Kobani sebebiyle sürece darbe vuranların, son zamanlardaki eylemleri sınır tanımaz bir  hal almıştır. Bayram arifesinde Van şehir merkezinde sakallı gençlerin IŞİD’li olduğu iddiasıyla linç edilmeye çalışılması ve İslami hassasiyete sahip çevrelerin baskı altına alınması gibi olaylar, vuku bulacak bir ateşin habercisiydi.

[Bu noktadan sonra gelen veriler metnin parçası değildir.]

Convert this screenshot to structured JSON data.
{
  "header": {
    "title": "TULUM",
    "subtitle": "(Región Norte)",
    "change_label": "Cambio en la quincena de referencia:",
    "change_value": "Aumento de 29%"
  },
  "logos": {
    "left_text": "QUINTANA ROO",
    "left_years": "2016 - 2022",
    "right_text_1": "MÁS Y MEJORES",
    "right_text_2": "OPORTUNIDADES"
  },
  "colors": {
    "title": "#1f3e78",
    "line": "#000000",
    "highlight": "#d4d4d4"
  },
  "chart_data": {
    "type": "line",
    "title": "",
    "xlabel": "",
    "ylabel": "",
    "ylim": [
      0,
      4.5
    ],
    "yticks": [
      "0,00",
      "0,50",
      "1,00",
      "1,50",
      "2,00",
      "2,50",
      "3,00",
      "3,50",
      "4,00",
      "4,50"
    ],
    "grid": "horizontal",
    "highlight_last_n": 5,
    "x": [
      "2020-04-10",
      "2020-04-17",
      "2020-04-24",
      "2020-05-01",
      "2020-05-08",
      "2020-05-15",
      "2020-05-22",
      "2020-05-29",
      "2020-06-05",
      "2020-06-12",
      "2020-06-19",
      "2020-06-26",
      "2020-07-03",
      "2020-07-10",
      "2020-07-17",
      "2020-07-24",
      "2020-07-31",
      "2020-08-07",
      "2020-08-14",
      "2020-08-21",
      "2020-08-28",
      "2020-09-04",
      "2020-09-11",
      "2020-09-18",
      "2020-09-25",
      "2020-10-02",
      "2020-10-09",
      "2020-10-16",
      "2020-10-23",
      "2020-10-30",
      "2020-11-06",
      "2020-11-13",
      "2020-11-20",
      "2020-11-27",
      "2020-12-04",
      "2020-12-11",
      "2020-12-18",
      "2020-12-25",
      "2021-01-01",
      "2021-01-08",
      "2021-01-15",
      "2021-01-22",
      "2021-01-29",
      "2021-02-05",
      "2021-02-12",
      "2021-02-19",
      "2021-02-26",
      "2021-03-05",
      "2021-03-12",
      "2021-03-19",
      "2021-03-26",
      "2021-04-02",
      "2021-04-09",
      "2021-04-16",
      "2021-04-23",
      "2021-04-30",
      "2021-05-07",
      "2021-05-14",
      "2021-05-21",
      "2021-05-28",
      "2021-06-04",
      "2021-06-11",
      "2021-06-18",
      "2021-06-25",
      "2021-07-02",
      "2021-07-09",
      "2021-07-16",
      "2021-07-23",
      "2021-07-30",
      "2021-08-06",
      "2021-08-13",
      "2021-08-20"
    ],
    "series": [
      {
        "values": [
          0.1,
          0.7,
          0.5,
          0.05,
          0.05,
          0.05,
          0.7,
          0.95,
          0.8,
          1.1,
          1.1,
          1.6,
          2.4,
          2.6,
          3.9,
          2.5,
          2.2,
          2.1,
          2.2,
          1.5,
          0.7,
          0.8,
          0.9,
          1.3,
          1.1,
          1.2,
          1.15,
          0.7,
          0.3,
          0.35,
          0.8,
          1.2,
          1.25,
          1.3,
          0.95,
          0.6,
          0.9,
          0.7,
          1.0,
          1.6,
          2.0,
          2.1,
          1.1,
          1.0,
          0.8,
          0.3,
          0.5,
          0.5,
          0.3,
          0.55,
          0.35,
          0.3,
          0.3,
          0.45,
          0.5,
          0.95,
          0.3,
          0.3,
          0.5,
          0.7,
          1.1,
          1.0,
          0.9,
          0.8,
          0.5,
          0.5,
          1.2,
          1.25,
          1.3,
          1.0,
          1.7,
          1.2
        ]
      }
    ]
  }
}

 Bu nasıl bir gözü dönmüşlüktür ki, Kızılay’ın kan toplama araçlarından belediye otobüslerine, dershanelerden yurtlara, Okul ve parti binalarına, Bediüzzaman Külliyesinden  Kur’an Kurslarına kadar her yer saldırıya maruz kalmıştır. İslami kimlikli partiler, dernekler, vakıflar, İslami hassasiyetiyle maruf insanlara ait işyerleri, evler arabalar özellikle hedef seçilmiştir.  Yılların el emeği ile tezgahlarını kuran esnaflarımızın uğradığı zarar telafi edilemeyecek durumda.

Hiç kuşkusuz IŞİD’çi diye yaftalayıp önüne gelene saldırmak, tipik bir tahakküm kurma stratejisidir. İslami kesimleri töhmet altında bırakmak, onları adres göstermek ve işlenilen zulüm ve tahakküme bu şekilde kılıf bulmak ve bu kirli siyaset ortamına  İslami kurum ve STK ları alet etmek asla kabul edilemez.

Şimdi geldiğimiz noktada herkes elini vicdanına koyup şu soruyu kendine sormalıdır: IŞİD i katliamcı bir örgüt olarak tanımlayıp, IŞİD’e karşı en sert biçimde tavır alınmasını savunan çevreler, Kobani’deki gelişmeleri bahane ederek şehirleri yakan, yıkan, insanları katleden vandallara karşı nasıl bir tavır alacaklardır? Yine “münferit bazı hadiseler” veya birkaç provakatörün işi denilip geçiştirilecek midir acaba… Merak etmekteyiz.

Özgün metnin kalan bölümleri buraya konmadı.